Failed Hostage Vote Leaves GOP Leaders Red-Faced
Needing to pay for disasters that wrecked the East Coast last month and to fund government operations past Sept. 30, House Republicans once again proved they were incapable of counting votes, drafting responsible legislation, or even passing their own bills. Taking the nation hostage yet again, this time Republicans couldn't even agree what their ransom demands were.
A Republican race so vile that presidential aspirant Rep. Michele Bachmann (R-MN) casually condemned a yet unknown number of women to die from cervical cancer so she could score points with the Luddite anti-vaccine crowd; so reprehensible that hundreds of Tea Party zealots at last week's nationally-televised GOP presidential debate cheered for abandoning the uninsured to misery and death; so unspeakably evil that thousands of rabid GOP evangelical supremacists routinely consigned their own children to brutal torture camps secreted across the South and Mountain West, will try again Thursday to fulfill House Majority Leader Eric Cantor's vision of axing $1.5 billion from an auto industry jobs program so his wealthy cronies can get lavish makeovers for their Virginia McMansions.
Cantor and House Speaker John Boehner (R-OH) were red-faced when their first stab at taking disaster relief hostage so they could gut more American jobs failed to muster the required yeas to permit another GOP football-spiking, booty-shaking, finger-shooting end zone dance. They'd schemed to tack the disaster relief onto the continuing resolution needed to keep the government funded after Sept. 30, with the $1.5 billion theft of job-creation funds lurking inside it like the chest-bursting monster from the Alien movies.
Republicans wanted to restrict disaster relief for recent hurricane, flood, and earthquake damage to a paltry $3.65 billion, short of what was needed to address the multiple catastrophes that plagued the East Coast, but apparently sufficient to gussy up the overpriced tract houses Cantor's well-heeled supporters lurked in throughout Virginia's 7th Congressional District.

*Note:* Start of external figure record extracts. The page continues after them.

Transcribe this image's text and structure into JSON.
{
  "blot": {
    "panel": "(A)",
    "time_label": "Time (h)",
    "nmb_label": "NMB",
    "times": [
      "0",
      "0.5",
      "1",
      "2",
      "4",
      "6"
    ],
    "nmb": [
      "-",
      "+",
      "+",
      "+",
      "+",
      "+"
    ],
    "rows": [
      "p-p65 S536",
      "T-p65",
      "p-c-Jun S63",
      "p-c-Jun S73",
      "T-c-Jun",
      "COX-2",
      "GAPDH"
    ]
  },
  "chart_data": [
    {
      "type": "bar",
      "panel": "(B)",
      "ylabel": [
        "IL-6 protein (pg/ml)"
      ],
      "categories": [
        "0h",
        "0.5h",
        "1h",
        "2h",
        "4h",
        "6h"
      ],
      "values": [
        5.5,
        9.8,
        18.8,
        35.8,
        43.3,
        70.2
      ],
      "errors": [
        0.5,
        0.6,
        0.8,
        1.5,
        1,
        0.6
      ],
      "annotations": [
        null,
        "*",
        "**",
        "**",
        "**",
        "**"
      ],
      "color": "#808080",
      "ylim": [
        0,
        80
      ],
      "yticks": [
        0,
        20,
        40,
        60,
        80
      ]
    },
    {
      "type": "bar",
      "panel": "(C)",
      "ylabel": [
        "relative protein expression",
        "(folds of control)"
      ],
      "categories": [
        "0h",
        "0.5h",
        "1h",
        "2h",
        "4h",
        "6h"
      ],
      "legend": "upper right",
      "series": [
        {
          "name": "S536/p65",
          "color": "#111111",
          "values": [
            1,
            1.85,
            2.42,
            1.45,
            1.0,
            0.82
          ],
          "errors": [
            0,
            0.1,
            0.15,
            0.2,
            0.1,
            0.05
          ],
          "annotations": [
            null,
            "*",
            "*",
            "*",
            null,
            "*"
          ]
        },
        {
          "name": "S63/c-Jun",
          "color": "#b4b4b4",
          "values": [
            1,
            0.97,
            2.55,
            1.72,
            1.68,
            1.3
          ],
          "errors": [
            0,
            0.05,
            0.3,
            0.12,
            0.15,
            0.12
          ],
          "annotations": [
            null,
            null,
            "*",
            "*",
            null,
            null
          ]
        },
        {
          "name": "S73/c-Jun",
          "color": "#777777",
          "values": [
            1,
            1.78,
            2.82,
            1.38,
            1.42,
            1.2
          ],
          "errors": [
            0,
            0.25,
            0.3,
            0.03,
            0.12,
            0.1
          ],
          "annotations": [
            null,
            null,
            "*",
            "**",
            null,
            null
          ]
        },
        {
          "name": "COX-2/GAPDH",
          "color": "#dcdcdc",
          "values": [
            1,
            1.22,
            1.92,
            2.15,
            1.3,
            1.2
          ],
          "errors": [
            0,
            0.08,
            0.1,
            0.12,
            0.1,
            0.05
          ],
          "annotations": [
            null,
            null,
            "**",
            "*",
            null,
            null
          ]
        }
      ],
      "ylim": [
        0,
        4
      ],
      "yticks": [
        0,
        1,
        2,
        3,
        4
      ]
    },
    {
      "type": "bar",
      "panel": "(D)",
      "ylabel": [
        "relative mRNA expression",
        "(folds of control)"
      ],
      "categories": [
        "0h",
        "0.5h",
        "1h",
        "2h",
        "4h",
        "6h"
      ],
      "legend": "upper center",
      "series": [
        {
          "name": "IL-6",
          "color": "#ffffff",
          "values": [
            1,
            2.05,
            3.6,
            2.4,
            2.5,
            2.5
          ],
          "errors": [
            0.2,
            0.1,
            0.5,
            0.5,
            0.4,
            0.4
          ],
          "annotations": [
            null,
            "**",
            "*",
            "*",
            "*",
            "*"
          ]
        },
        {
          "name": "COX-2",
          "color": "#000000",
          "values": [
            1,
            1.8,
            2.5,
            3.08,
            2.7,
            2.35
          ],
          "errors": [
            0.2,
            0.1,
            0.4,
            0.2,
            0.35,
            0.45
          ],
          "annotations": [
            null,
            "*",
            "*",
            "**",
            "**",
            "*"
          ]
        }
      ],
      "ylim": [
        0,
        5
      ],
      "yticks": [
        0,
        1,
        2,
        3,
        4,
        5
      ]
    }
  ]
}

Knowing his pals couldn't enjoy their new Carrera marble counters and new Mpingo-wood decks unless they knew that getting them had caused children to go hungry and mothers to cry in anguish, Cantor aimed to raid $1.5 billion from the Advanced Technology Vehicle Manufacturing Program, which had already created 40,000 jobs. Plundering nearly half the remaining money set aside for that Bush-era job-creation project would certainly add to the economic misery endemic across the nation and add to his pals' enjoyment of their new McMansion makeovers, Cantor reasoned. Furthermore, it would prevent building more energy-efficient cars in America, earning a tip of the cap from oil moguls everywhere.
Unfortunately for evil-doers everywhere, the GOP scheme failed to pass muster Wednesday. Demonstrating yet again the GOP leadership had been ditching class and swilling beer down by the levee during third-grade arithmetic, their bill went down to ignominious defeat in the House of Representatives, 230-195. 48 Republicans joined all but six Democrats in opposing the scheme.
"We are now watching the Tea Party shutdown movie for the third time this year," complained Sen. Dick Durbin (D-IL). He told MSNBC's Morning Joe, "They can't get together the basic Republican votes on the House side to even pass the continuing resolution they agreed to just a few weeks ago, let alone some disaster aid for a country that's been hard-hit by a lot of disasters."
Many Republicans voted against the measure because it hadn't included more spending cuts to offset the disaster relief. More cuts would likely violate spending agreements forged in the debt-ceiling deal, but if Republicans couldn't speak with forked tongues, they'd never get to speak at all.
The greater problem was that some Republicans actually realised the disaster funding was inadequate, and figured it shouldn't be offset with cuts elsewhere.
However, many contrite Republicans promised their leadership they would vote for the bill given a mulligan.
"So far, not enough has switched," Rep. Peter King (R-NY) told the Hill. "A number of them did stand up and say they would vote yes, so that's what the Speaker has to decide over the next few hours: Are there enough to go with the offset we had yesterday, or if not, then we'll have to go with no offsets."
Over in the Senate side, Harry Reid (D-NV) had won passage of a disaster relief measure with bipartisan support, 62-37. Ten Republicans joined Democrats to pass a much more realistic $6.9 billion disaster relief package without requiring cuts to other programs.
Any crazy House GOP scheme that shorted disaster spending and gutted vital job-creation programs to pay for Virginia McMansion expansions was doomed in the Senate.
"We don't know what they're going to do over there today," said Reid.
Clearly, Republicans didn't know what they were doing either. They, along with everyone else, just knew it was going to be evil.